Among the family of II3V2-type compounds,
zinc phosphide (Zn3P2) occupies a unique position.
As one of the most promising semiconductors well-suited for photovoltaic
applications, Zn3P2 has attracted considerable
attention. The stability of its structure and properties are of great
interest and importance for science and technology. Here, we systematically
investigate the pressurized behavior of Zn3P2 using in situ synchrotron radiation angle-dispersive X-ray diffraction
(ADXRD) and in situ electrical resistance measurement under high
pressure. The ADXRD experiment shows that Zn3P2 undergoes an irreversible structural phase transition under high
pressure, beginning at 11.0 GPa and being completed at ∼17.7
GPa. Consistently, the high-pressure electrical resistance measurement
reveals a pressure-induced semiconductor-metal transition for Zn3P2 near 11.0 GPa.
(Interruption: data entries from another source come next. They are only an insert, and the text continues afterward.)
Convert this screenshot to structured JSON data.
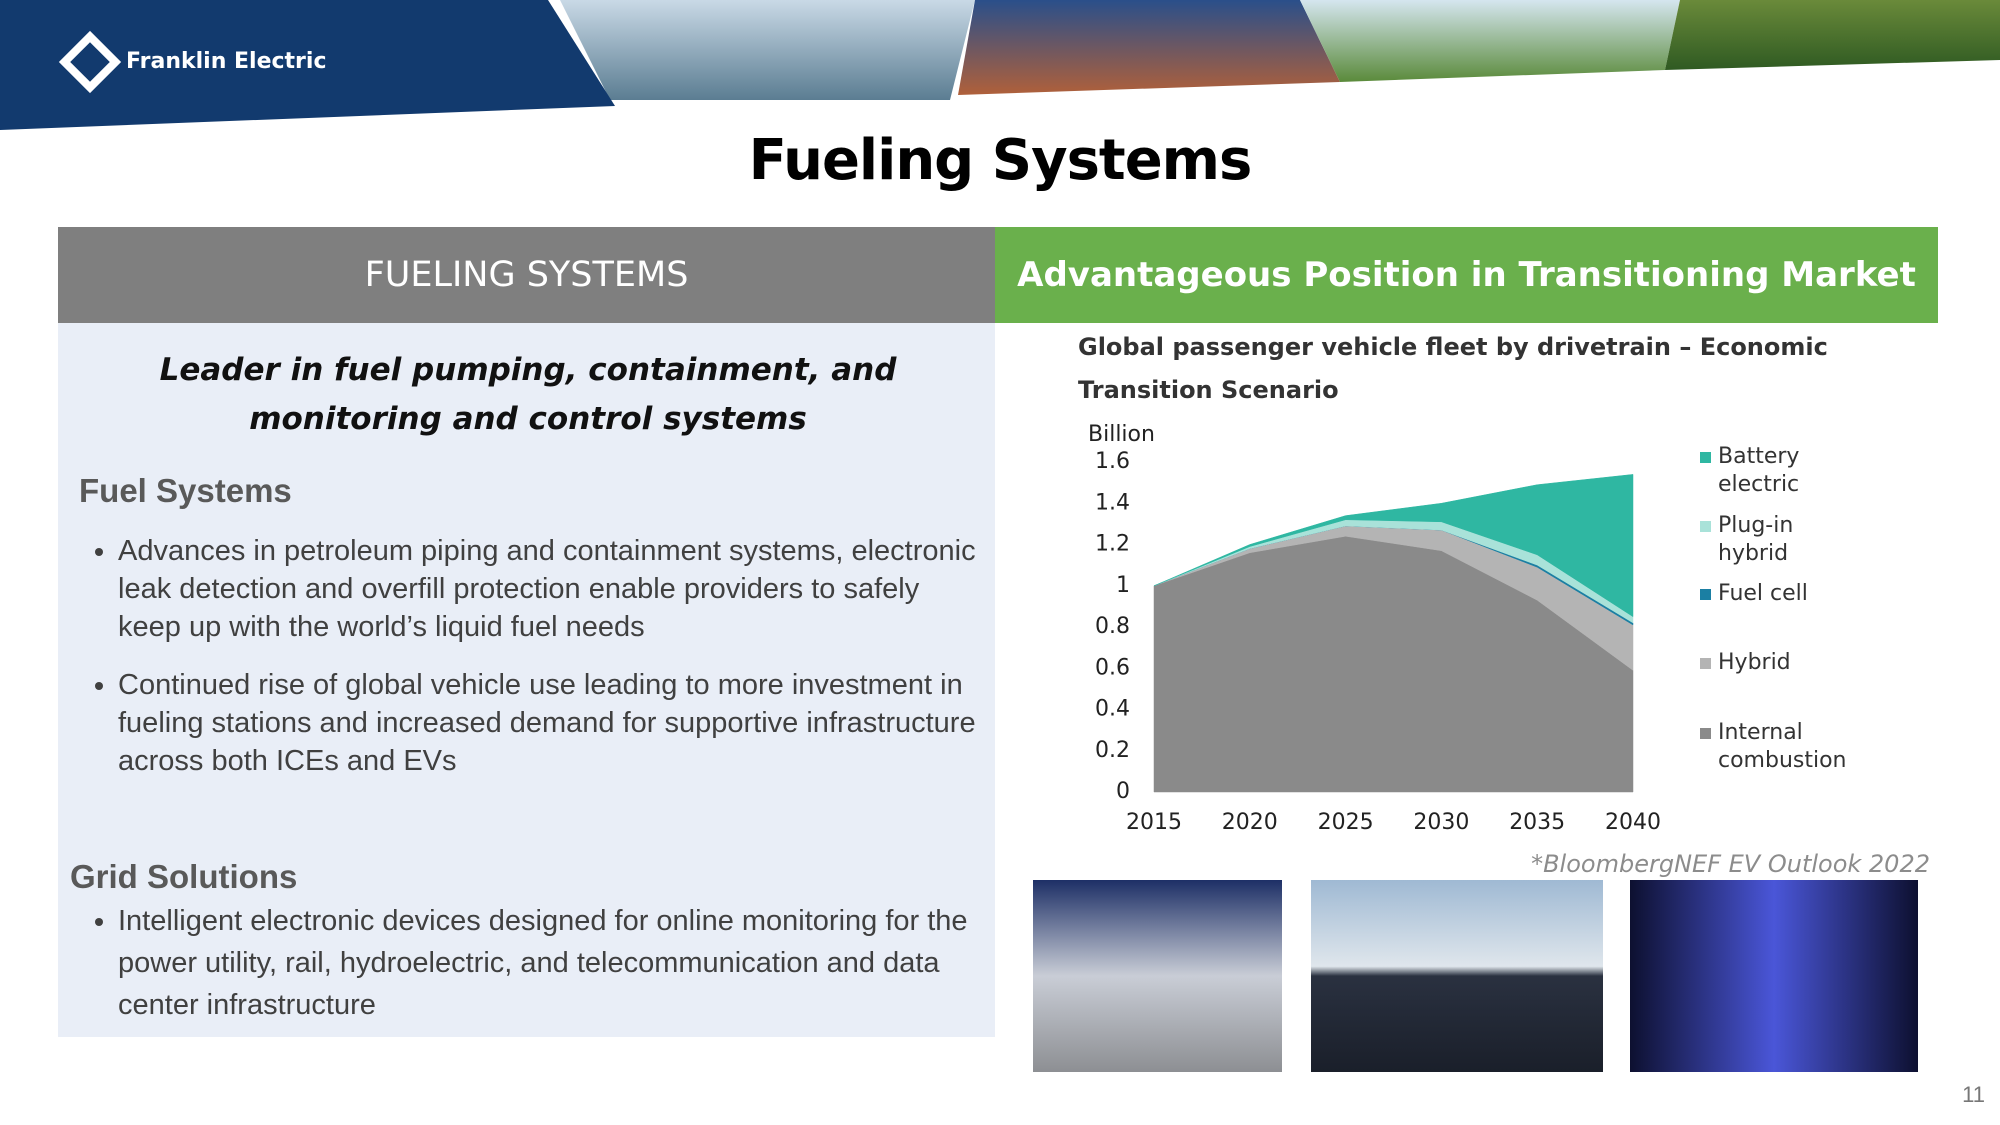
{
  "header": {
    "logo_text": "Franklin Electric"
  },
  "title": "Fueling Systems",
  "left_panel": {
    "header": "FUELING SYSTEMS",
    "tagline": "Leader in fuel pumping, containment, and monitoring and control systems",
    "sections": [
      {
        "heading": "Fuel Systems",
        "bullets": [
          "Advances in petroleum piping and containment systems, electronic leak detection and overfill protection enable providers to safely keep up with the world’s liquid fuel needs",
          "Continued rise of global vehicle use leading to more investment in fueling stations and increased demand for supportive infrastructure across both ICEs and EVs"
        ]
      },
      {
        "heading": "Grid Solutions",
        "bullets": [
          "Intelligent electronic devices designed for online monitoring for the power utility, rail, hydroelectric, and telecommunication and data center infrastructure"
        ]
      }
    ]
  },
  "right_panel": {
    "header": "Advantageous Position in Transitioning Market",
    "source": "*BloombergNEF EV Outlook 2022"
  },
  "chart_data": {
    "type": "stacked_area",
    "title": "Global passenger vehicle fleet by drivetrain – Economic Transition Scenario",
    "y_label": "Billion",
    "x": [
      2015,
      2020,
      2025,
      2030,
      2035,
      2040
    ],
    "series": [
      {
        "name": "Internal combustion",
        "color": "#8a8a8a",
        "values": [
          1.0,
          1.16,
          1.24,
          1.17,
          0.93,
          0.59
        ]
      },
      {
        "name": "Hybrid",
        "color": "#b4b4b4",
        "values": [
          0,
          0.02,
          0.05,
          0.1,
          0.16,
          0.22
        ]
      },
      {
        "name": "Fuel cell",
        "color": "#1b7fa3",
        "values": [
          0,
          0,
          0,
          0,
          0.01,
          0.01
        ]
      },
      {
        "name": "Plug-in hybrid",
        "color": "#a9e2d9",
        "values": [
          0,
          0.01,
          0.03,
          0.04,
          0.05,
          0.03
        ]
      },
      {
        "name": "Battery electric",
        "color": "#2fb7a2",
        "values": [
          0,
          0.01,
          0.02,
          0.09,
          0.34,
          0.69
        ]
      }
    ],
    "legend_order": [
      4,
      3,
      2,
      1,
      0
    ],
    "xlim": [
      2015,
      2040
    ],
    "xticks": [
      2015,
      2020,
      2025,
      2030,
      2035,
      2040
    ],
    "ylim": [
      0,
      1.6
    ],
    "yticks": [
      0,
      0.2,
      0.4,
      0.6,
      0.8,
      1,
      1.2,
      1.4,
      1.6
    ]
  },
  "page_number": "11"
}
The kinetics of the phase transition
is also studied using in situ electrical resistance measurement and
can be well described by the classical Avrami model. What’s
more, the new high-pressure structure of Zn3P2 is refined to be orthorhombic with space group Pmmn; the lattice parameters and bulk modulus of this high-pressure phase
are determined as a = 3.546 Å, b = 5.004 Å, c = 3.167 Å, and B
0 = 126.3 GPa. Interestingly, we also predict a possible
structural phase transformation of orthorhombic phase (Pmmn) to cubic phase (P4232) during the decompression
process; this cubic Zn3P2 is metastable at ambient
conditions. These experimental results reveal the unexpected high-pressure
structural behaviors and electrical properties of Zn3P2, which could help to promote the further understanding and
the future applications of Zn3P2 as well as
other II3V2 compounds.